In Los Feliz, Robin Holden is all alpha-male wannabee, angry at his divorced wife, angry about his career prospects and angry about the person he has become - a classic American slob. He spies from his car, falls for and subsequently stalks (but not too obviously) a beautiful woman whom he succeeds in taking on a date - only to find that she has some half-truths to match his. Robin Holden convinces as a man with enough intelligence to be self-deprecating, but not enough to see that he has to settle some debts to the past before he can move to the future.

Ben and Joe's is the hangout for a group of ageing gay men, meeting every afternoon to chew the fat, watch old movies on the bar's TV and gaze at the 23-year-old resting actor serving up the G and Ts and margaritas. The acquisition of a young black boyfriend by one of the gang brings issues of race and motive into the open and divides friend from friend - forever. John Vernon tells his tale with wit and a sense of joy at the life he once had - and a sense of resignation that it was lost in such petty squabbles rooted in the stubborn prejudices of men who know better.

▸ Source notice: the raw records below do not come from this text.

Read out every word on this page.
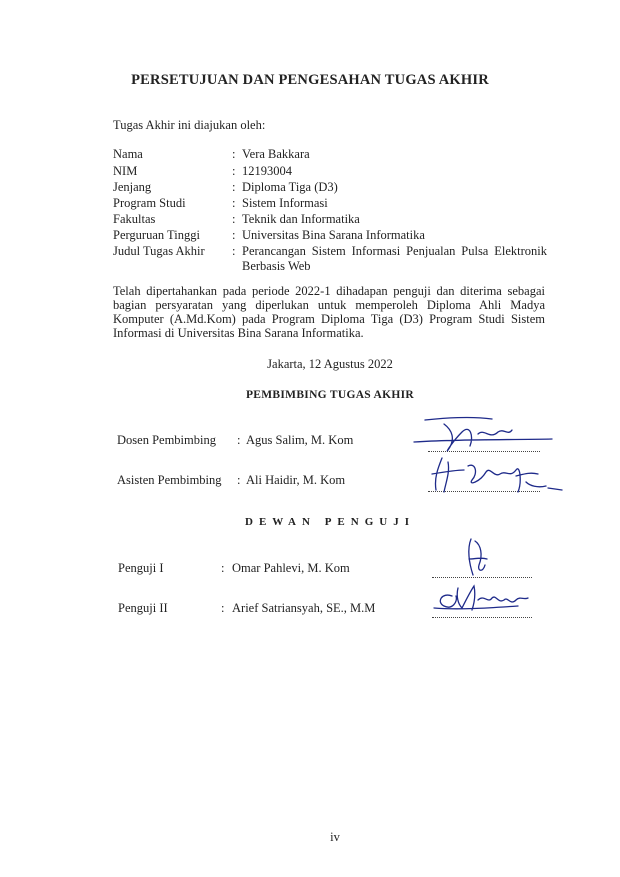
PERSETUJUAN DAN PENGESAHAN TUGAS AKHIR
Tugas Akhir ini diajukan oleh:
Nama	: Vera Bakkara
NIM	: 12193004
Jenjang	: Diploma Tiga (D3)
Program Studi	: Sistem Informasi
Fakultas	: Teknik dan Informatika
Perguruan Tinggi	: Universitas Bina Sarana Informatika
Judul Tugas Akhir : Perancangan Sistem Informasi Penjualan Pulsa Elektronik Berbasis Web
Telah dipertahankan pada periode 2022-1 dihadapan penguji dan diterima sebagai bagian persyaratan yang diperlukan untuk memperoleh Diploma Ahli Madya Komputer (A.Md.Kom) pada Program Diploma Tiga (D3) Program Studi Sistem Informasi di Universitas Bina Sarana Informatika.
Jakarta, 12 Agustus 2022
PEMBIMBING TUGAS AKHIR
Dosen Pembimbing : Agus Salim, M. Kom
Asisten Pembimbing : Ali Haidir, M. Kom
DEWAN PENGUJI
Penguji I	: Omar Pahlevi, M. Kom
Penguji II	: Arief Satriansyah, SE., M.M
iv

Sunset sees Carolyn Lister tell the tale of a marriage. Once all girlish infatutation, it soured as she turned to motherly duties, but was reborn as she discovered her identity as a woman and her husband got too old to chase anyone else. More hopeful than the other two narrators, Ms Lyster's warmth fills the cold space of imminent death with the vitality of life. She rounds off three splendidly understated, yet utterly convincing, portraits of love in California's emotional desert.

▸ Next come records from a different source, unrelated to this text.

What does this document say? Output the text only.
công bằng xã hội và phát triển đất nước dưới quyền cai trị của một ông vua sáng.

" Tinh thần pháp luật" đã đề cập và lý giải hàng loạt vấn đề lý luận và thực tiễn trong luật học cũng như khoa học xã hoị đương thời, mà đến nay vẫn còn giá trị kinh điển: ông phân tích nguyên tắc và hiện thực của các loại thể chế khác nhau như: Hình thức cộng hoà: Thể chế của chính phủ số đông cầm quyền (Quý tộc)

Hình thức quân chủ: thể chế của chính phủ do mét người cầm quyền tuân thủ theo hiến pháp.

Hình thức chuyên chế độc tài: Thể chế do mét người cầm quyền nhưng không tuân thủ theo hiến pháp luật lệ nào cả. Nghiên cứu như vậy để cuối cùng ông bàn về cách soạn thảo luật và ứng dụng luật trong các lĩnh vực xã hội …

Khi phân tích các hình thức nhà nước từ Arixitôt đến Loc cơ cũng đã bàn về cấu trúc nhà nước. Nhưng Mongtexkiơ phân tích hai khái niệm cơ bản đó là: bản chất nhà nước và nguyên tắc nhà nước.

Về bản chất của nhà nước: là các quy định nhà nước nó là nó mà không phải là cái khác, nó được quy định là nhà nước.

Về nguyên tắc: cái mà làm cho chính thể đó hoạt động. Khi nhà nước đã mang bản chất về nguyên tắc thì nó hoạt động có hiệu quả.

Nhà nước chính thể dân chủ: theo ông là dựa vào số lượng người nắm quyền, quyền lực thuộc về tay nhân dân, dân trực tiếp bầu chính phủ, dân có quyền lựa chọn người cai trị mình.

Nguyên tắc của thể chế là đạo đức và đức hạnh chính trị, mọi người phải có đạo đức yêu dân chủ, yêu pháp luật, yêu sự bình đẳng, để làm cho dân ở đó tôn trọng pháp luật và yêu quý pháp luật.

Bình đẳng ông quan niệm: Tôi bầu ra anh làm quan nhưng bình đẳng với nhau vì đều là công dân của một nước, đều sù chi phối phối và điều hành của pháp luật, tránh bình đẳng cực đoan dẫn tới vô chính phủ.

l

Director Emma King-Farlow has worked with the writer's adaptations of his own three short stories to get plenty of theatre into the texts. In a venue that is always intimate, placing the audience on three sides of each set makes every hesitation, every twitch, every wistful glance, all the more powerful - more impressive still in the hands of actors who know that when it comes to works like this, less is always more.